[Python-ideas] 'from os.path import FILE, DIR' or internal structure of filenames
Cameron Simpson
cs at zip.com.au
Sun Sep 29 01:26:41 CEST 2013
On 28Sep2013 08:19, anatoly techtonik <techtonik at gmail.com> wrote:
| FILE = os.path.abspath(__file__)
| DIR = os.path.abspath(os.path.dirname(__file__))
| ?
|
| Repeated pattern for referencing resources relative to your scripts. Ideas
| about alternative names / locations are welcome.
|
| In PHP these are __FILE__ and __DIR__. For Python 3 adding __dir__ is
| impossible, because the name clashes with __dir__ method (which is not
| implemented for module object, but should be [ ] for consistency). Also
| current __file__ is rarely absolute path, because it is never normalized [
| ].
Maybe I'm grumpy this morning (though I felt the same reading this yesterday).

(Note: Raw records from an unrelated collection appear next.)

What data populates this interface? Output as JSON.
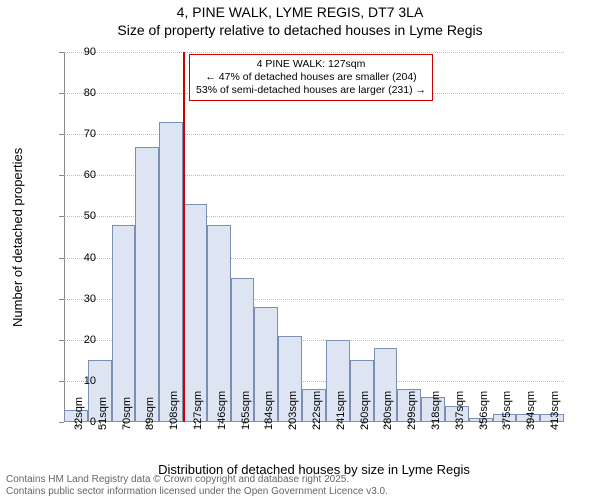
{
  "title_line1": "4, PINE WALK, LYME REGIS, DT7 3LA",
  "title_line2": "Size of property relative to detached houses in Lyme Regis",
  "ylabel": "Number of detached properties",
  "xlabel": "Distribution of detached houses by size in Lyme Regis",
  "footer_line1": "Contains HM Land Registry data © Crown copyright and database right 2025.",
  "footer_line2": "Contains public sector information licensed under the Open Government Licence v3.0.",
  "annot_line1": "4 PINE WALK: 127sqm",
  "annot_line2": "← 47% of detached houses are smaller (204)",
  "annot_line3": "53% of semi-detached houses are larger (231) →",
  "marker_x_category": 5,
  "chart": {
    "type": "histogram",
    "background": "#ffffff",
    "bar_fill": "#dde5f2",
    "bar_border": "#7a8fb3",
    "grid_color": "#bbbbbb",
    "axis_color": "#888888",
    "marker_color": "#d00000",
    "title_fontsize": 14,
    "label_fontsize": 13,
    "tick_fontsize": 11,
    "annot_fontsize": 10.5,
    "ylim": [
      0,
      90
    ],
    "ytick_step": 10,
    "x_categories": [
      "32sqm",
      "51sqm",
      "70sqm",
      "89sqm",
      "108sqm",
      "127sqm",
      "146sqm",
      "165sqm",
      "184sqm",
      "203sqm",
      "222sqm",
      "241sqm",
      "260sqm",
      "280sqm",
      "299sqm",
      "318sqm",
      "337sqm",
      "356sqm",
      "375sqm",
      "394sqm",
      "413sqm"
    ],
    "values": [
      3,
      15,
      48,
      67,
      73,
      53,
      48,
      35,
      28,
      21,
      8,
      20,
      15,
      18,
      8,
      6,
      4,
      1,
      2,
      2,
      2
    ]
  }
}
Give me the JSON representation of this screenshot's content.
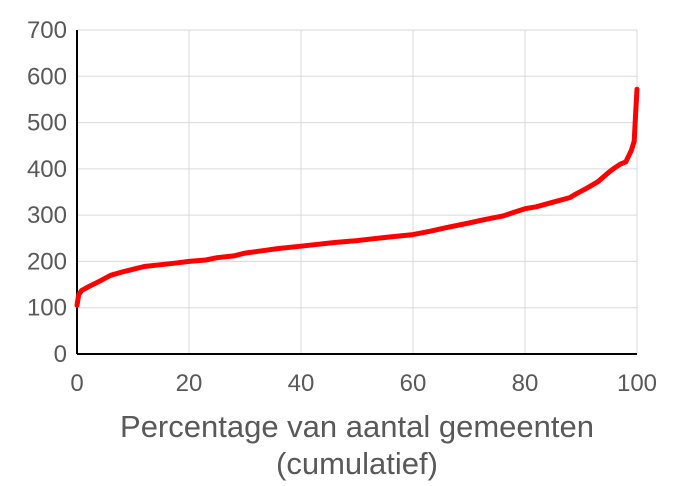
{
  "chart_data": {
    "type": "line",
    "title": "",
    "xlabel": "Percentage van aantal gemeenten",
    "xlabel_line2": "(cumulatief)",
    "ylabel": "",
    "xlim": [
      0,
      100
    ],
    "ylim": [
      0,
      700
    ],
    "x_ticks": [
      "0",
      "20",
      "40",
      "60",
      "80",
      "100"
    ],
    "y_ticks": [
      "0",
      "100",
      "200",
      "300",
      "400",
      "500",
      "600",
      "700"
    ],
    "grid": true,
    "legend": "none",
    "series": [
      {
        "color": "#ff0000",
        "x": [
          0,
          0.3,
          0.8,
          2,
          4,
          6,
          8,
          10,
          12,
          15,
          18,
          20,
          23,
          25,
          28,
          30,
          33,
          36,
          40,
          43,
          46,
          50,
          53,
          56,
          60,
          63,
          66,
          70,
          73,
          76,
          78,
          80,
          82,
          85,
          88,
          89,
          91,
          93,
          95,
          96,
          97,
          98,
          99,
          99.5,
          99.8,
          100
        ],
        "y": [
          105,
          128,
          137,
          145,
          157,
          170,
          177,
          183,
          189,
          193,
          197,
          200,
          203,
          208,
          212,
          218,
          223,
          228,
          233,
          237,
          241,
          245,
          249,
          253,
          258,
          265,
          273,
          283,
          291,
          298,
          306,
          314,
          318,
          328,
          338,
          345,
          358,
          372,
          393,
          402,
          410,
          415,
          440,
          460,
          530,
          572
        ]
      }
    ]
  }
}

-1 for any names commencing with __ (or even _).
-1 for new globals.
-1 because I can imagine wanting different nuances on the definitions
above; in particular for DIR I can well imagine wanting bare
dirname(abspath(FILE)) - semanticly different to your construction.
There's lots of scope for bikeshedding here.
-1 because this is trivial trival code.
-1 because you can do all this with relative paths anyway, no need for abspath
-1 because I can imagine being unable to compute abspath in certain
circumstances ( certainly on older UNIX systems you could be
inside a directory without sufficient privileges to walk back
up the tree for getcwd and its equivalents )
-0 for adding some kind of convenience functions to importlib(?) for this
(+0 except that I can see heaps of bikeshedding)
Cheers,
--
Cameron Simpson <cs at zip.com.au>
In an insane society, the sane man must appear insane.